I am quoting this man called Jeffrey Steingarten, perfectly called, “The Man Who Ate Everything,” author of the National Bestseller book. He is internationally acclaimed (and feared!) food critic of Vogue Magazine.

WHAT AN APPETITE:
"The Man Who Ate Everything" Paperback, October, 1998 by Jeffrey Steingarten
Winner of the Julia Book Award
A James Beard Book Award Finalist
I neither love food or cooking, but I found myself reading his book, during my editorship days for a teen magazine. I was in my early 20s then. I adhere to the thought of being curious about everything, even the things you despised, which is the key to learning—and writing. (I can write about fashion easily, but found myself stumbling when it came to food features). And so, I carried on, clinging on to Mr. Steingarten’s every word.
He opened my eyes that there shouldn’t be any biases when you write about food. Steingarten had certain food aversions to begin with, but he tries his very best to get pass through these "biases" by programming himself to re-learn things and reprogram his taste buds. (Yup, you can reprogram yourself to like your hatest food.)
He immerses himself in the scientific process of learning about food and along the way he discovers "the perfect" sourdough, or "the perfect" ketchup, even "the perfect" mash and down to "the ideal" drinking water. Talk about being down-right obsessive!
His systematized and calculated process might be tiresome to some, but how do we ever really measure perfection if we don’t rely on science itself, right? He succeeds in all this food hubris and finds himself a reformed finicky eater. Hence, aptly, the monicker: "The Man Who Ate Everything!"
Well, almost (!), except for food tainted blue. "I’m fairly sure that God meant the color blue mainly for food that has gone bad,” he says on his aversion, not counting plums and berries.
His book is a compilation of essays from the `80s to the `90s. What I love most about it is that, it is honest, brutal, informative, and delightfully hilarious. One will greatly be entertained from his food tales, experiments, and journeys.
For instance, he goes to Japan to look for the hand-massaged beef Wagyu, flies to Alsace to try the true choucroute, embarks on a tour out of North Africa to discover undiscovered cuisine, and jets off to the mother of all ice creams in Sicily.
Really, what’s not to love? He’s the same guy who said: “Bad bread wrecks my outlook on life.” Yup, I hear yah, Mr. Steingarten.
You can follow him on Twitter. Hello, technology! @jsteingarten. :)
MORE ON THE MAN WHO ATE EVERYTING ________
#1 Favorite meal to prepare at home
"Old roast chicken.

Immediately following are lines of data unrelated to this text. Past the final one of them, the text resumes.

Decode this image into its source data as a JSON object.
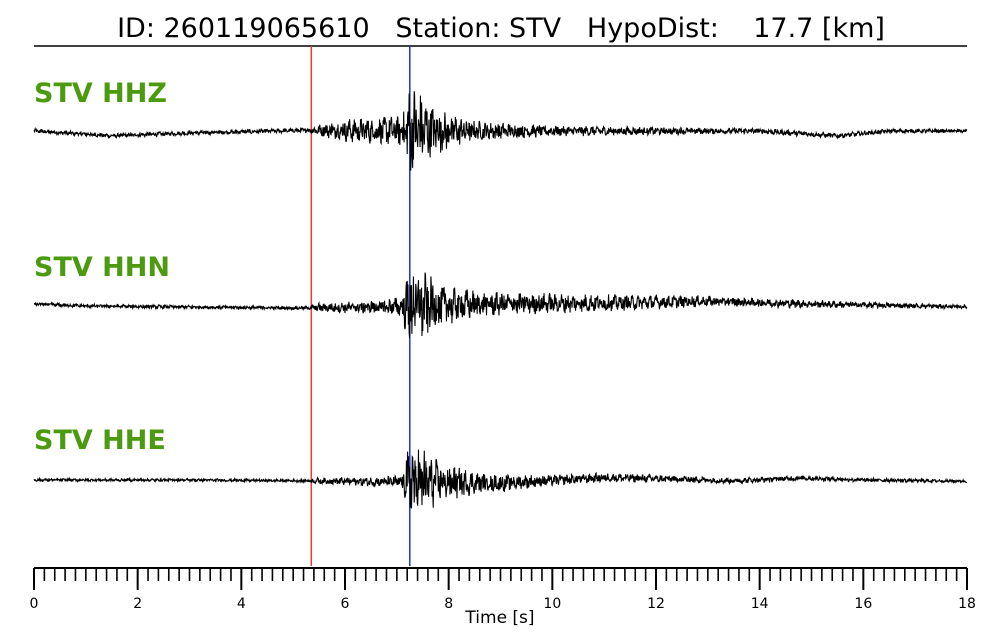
{
  "chart_data": {
    "type": "line",
    "title": "ID: 260119065610   Station: STV   HypoDist:    17.7 [km]",
    "xlabel": "Time [s]",
    "xlim": [
      0,
      18
    ],
    "x_ticks": [
      "0",
      "2",
      "4",
      "6",
      "8",
      "10",
      "12",
      "14",
      "16",
      "18"
    ],
    "x_major_step": 2,
    "x_minor_step": 0.2,
    "grid": false,
    "vertical_markers": [
      {
        "x": 5.35,
        "color": "#e8393d"
      },
      {
        "x": 7.25,
        "color": "#1f2fd0"
      }
    ],
    "label_color": "#4b9a10",
    "trace_color": "#000000",
    "series": [
      {
        "name": "STV HHZ",
        "amplitude_envelope": [
          [
            0,
            0.05
          ],
          [
            5.3,
            0.05
          ],
          [
            5.4,
            0.1
          ],
          [
            6.0,
            0.25
          ],
          [
            6.6,
            0.3
          ],
          [
            7.1,
            0.35
          ],
          [
            7.25,
            1.0
          ],
          [
            7.35,
            0.95
          ],
          [
            7.7,
            0.55
          ],
          [
            8.5,
            0.22
          ],
          [
            10.0,
            0.12
          ],
          [
            13.0,
            0.07
          ],
          [
            18.0,
            0.04
          ]
        ],
        "baseline": [
          [
            0,
            0.0
          ],
          [
            1.5,
            -0.12
          ],
          [
            3.0,
            -0.05
          ],
          [
            5.3,
            0.02
          ],
          [
            8.0,
            0.0
          ],
          [
            12.0,
            0.0
          ],
          [
            14.0,
            0.0
          ],
          [
            15.5,
            -0.12
          ],
          [
            16.5,
            0.0
          ],
          [
            18.0,
            0.0
          ]
        ]
      },
      {
        "name": "STV HHN",
        "amplitude_envelope": [
          [
            0,
            0.04
          ],
          [
            5.3,
            0.04
          ],
          [
            5.5,
            0.1
          ],
          [
            6.5,
            0.15
          ],
          [
            7.1,
            0.22
          ],
          [
            7.25,
            1.0
          ],
          [
            7.35,
            0.9
          ],
          [
            7.8,
            0.5
          ],
          [
            8.6,
            0.28
          ],
          [
            10.0,
            0.22
          ],
          [
            13.0,
            0.12
          ],
          [
            18.0,
            0.04
          ]
        ],
        "baseline": [
          [
            0,
            0.05
          ],
          [
            1.0,
            0.0
          ],
          [
            2.5,
            -0.02
          ],
          [
            5.0,
            -0.05
          ],
          [
            7.0,
            -0.02
          ],
          [
            9.0,
            0.05
          ],
          [
            11.5,
            0.08
          ],
          [
            13.0,
            0.12
          ],
          [
            15.0,
            0.05
          ],
          [
            18.0,
            -0.02
          ]
        ]
      },
      {
        "name": "STV HHE",
        "amplitude_envelope": [
          [
            0,
            0.03
          ],
          [
            5.3,
            0.03
          ],
          [
            5.5,
            0.07
          ],
          [
            6.5,
            0.1
          ],
          [
            7.1,
            0.15
          ],
          [
            7.25,
            1.0
          ],
          [
            7.35,
            0.9
          ],
          [
            7.8,
            0.45
          ],
          [
            8.6,
            0.22
          ],
          [
            10.0,
            0.12
          ],
          [
            13.0,
            0.07
          ],
          [
            18.0,
            0.03
          ]
        ],
        "baseline": [
          [
            0,
            0.0
          ],
          [
            3.0,
            0.0
          ],
          [
            5.3,
            -0.02
          ],
          [
            7.0,
            -0.05
          ],
          [
            9.0,
            -0.08
          ],
          [
            11.0,
            0.06
          ],
          [
            12.5,
            0.02
          ],
          [
            13.5,
            -0.02
          ],
          [
            14.8,
            0.05
          ],
          [
            16.0,
            0.0
          ],
          [
            18.0,
            -0.03
          ]
        ]
      }
    ]
  }
}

My favorite way is still on a 1950s rotisserie, the Roto-Broil 400. They were manufactured in Long Island City between 1955 and ’57."
#2 On Kale
"Maybe you can explain to me why Kale isn't against the law. We don't have to eat everything God created."
#3 'Go-to' book about food and cooking
"You might start out with the Oxford English Dictionary. It’s the greatest dictionary ever written, one keystroke away."